3x-27/55÷x-9/15x my answer is =3(11x^2-4)/11x

is this correct.

It depends upon where you put the parentheses in the question.

there is no parentheses in the math problem

But when you type out the expression on a single line, you need paretheses to define the order of operation.

There are many ways a person could interpret what you have typed, and all give different answers.

Two possibilites would be
3x - (27/25) /[(x-9)/15x]
and
[(3x-27)/55] / [x-(9/15x)]

To check if your answer is correct, we can simplify the expression step by step.

Given expression: 3x - 27/55 ÷ x - 9/15x

Step 1: Simplify the division
To simplify the expression, we need to find the reciprocal of the second fraction and multiply it with the first fraction.

3x - 27/55 ÷ x - 9/15x
= 3x - 27/55 * 1/x - 9/15x

Multiplying fractions:
= 3x - 27/55 * 1/x - 9/(15 * x)
= 3x - 27/55x - 9/15x

Step 2: Find the common denominator
To combine the two fractions, we need to find the least common denominator (LCD). The LCD for 55x and 15x is 165x.

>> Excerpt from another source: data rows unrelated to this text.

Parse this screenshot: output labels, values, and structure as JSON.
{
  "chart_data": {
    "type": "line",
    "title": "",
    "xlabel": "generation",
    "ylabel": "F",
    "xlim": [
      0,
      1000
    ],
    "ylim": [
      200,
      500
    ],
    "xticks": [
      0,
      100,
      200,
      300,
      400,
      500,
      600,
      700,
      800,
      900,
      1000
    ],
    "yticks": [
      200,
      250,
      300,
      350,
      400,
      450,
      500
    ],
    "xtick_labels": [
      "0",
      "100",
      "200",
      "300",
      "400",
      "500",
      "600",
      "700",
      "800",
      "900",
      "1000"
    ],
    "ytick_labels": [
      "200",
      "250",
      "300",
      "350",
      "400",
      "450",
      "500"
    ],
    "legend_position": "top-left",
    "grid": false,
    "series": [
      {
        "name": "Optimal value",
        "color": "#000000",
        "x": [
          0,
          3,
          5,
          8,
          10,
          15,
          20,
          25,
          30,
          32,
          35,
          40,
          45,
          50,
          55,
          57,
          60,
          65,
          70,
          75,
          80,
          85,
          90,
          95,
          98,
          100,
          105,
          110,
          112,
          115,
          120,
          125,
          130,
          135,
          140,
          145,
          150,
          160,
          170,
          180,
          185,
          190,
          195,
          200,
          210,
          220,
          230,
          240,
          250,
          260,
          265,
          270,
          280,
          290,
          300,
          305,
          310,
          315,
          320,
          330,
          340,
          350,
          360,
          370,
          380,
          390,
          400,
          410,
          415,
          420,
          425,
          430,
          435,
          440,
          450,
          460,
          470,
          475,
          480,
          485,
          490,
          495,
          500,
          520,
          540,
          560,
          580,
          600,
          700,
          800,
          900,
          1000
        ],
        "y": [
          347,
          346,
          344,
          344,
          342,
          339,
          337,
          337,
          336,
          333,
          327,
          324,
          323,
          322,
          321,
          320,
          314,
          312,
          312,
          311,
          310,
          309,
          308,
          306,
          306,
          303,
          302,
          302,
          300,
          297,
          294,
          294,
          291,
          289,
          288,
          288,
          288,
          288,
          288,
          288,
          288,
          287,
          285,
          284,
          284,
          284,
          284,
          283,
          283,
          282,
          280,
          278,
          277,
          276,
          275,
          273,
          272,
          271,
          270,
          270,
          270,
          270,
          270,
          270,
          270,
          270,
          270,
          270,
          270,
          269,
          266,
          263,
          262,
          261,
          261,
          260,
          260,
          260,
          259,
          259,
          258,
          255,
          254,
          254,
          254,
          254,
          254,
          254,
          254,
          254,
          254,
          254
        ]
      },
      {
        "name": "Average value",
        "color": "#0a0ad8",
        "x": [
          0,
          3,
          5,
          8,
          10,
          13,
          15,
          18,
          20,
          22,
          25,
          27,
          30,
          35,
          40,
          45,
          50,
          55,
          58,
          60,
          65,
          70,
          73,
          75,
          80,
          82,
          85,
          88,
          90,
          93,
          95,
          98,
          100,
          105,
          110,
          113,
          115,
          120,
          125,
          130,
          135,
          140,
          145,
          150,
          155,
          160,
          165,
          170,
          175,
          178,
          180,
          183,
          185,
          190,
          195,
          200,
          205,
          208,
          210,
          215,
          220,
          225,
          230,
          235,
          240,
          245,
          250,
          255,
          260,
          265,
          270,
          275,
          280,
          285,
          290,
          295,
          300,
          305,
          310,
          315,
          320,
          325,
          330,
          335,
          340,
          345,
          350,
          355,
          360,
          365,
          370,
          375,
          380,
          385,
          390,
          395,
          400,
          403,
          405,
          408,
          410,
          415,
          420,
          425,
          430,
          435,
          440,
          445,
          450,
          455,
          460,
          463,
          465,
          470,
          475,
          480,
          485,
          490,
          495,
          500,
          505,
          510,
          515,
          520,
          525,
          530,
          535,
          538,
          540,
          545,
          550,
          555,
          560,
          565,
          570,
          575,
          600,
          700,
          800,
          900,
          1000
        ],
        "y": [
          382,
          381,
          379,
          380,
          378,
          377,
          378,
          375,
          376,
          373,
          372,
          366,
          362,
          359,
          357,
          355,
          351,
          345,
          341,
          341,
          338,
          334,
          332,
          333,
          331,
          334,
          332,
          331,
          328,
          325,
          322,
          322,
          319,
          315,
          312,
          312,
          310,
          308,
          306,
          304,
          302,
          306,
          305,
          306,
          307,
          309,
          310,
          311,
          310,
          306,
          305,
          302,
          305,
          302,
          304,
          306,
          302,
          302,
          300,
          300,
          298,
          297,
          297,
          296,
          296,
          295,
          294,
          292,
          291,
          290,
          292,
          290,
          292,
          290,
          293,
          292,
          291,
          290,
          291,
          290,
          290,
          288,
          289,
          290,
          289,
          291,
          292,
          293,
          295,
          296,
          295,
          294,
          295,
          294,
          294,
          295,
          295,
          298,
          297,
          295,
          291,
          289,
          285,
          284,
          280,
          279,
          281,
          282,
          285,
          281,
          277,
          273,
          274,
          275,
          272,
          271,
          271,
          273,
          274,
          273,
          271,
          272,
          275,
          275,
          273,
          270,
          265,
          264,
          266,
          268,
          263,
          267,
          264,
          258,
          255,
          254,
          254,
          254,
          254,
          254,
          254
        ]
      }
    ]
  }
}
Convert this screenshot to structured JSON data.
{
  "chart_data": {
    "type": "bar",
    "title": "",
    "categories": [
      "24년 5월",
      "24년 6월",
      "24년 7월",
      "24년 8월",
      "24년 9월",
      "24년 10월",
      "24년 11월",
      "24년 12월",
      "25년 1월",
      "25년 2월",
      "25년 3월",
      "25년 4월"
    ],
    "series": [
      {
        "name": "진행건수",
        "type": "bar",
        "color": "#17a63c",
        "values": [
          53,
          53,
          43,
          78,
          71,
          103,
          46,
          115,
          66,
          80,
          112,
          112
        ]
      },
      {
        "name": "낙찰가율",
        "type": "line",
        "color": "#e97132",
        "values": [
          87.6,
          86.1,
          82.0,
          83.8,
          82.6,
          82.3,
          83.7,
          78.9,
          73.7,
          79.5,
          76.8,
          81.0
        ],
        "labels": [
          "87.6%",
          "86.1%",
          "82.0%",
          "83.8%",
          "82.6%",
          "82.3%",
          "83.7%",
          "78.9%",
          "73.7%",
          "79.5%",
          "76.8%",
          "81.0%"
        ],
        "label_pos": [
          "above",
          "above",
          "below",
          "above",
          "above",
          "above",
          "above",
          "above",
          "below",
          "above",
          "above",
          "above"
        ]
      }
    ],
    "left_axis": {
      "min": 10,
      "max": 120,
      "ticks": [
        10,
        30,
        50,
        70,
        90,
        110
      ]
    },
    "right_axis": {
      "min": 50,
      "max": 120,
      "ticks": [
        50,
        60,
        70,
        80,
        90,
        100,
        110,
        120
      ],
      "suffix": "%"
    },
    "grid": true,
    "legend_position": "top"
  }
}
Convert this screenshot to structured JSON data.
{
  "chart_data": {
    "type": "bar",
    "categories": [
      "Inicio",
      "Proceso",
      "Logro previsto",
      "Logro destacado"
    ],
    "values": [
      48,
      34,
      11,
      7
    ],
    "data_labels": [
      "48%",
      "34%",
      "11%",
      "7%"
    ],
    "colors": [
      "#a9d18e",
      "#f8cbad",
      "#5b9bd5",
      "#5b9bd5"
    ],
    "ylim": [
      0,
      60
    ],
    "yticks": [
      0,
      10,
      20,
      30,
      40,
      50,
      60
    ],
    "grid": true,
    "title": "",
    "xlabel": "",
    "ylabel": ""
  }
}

= (3x * 165x - 27 * 3x - 9 * 11x) / [55x * 165x]
= (495x^2 - 81x - 99x) / 9075x^2
= (495x^2 - 180x) / 9075x^2
= 15x(33x - 12) / 225(x^2)
= 5x(11x - 4)/ 75(x^2)

So the simplified expression is 5x(11x - 4)/75(x^2).

Your answer, 3(11x^2 - 4)/11x, is not correct. The correct simplified expression is 5x(11x - 4)/75(x^2).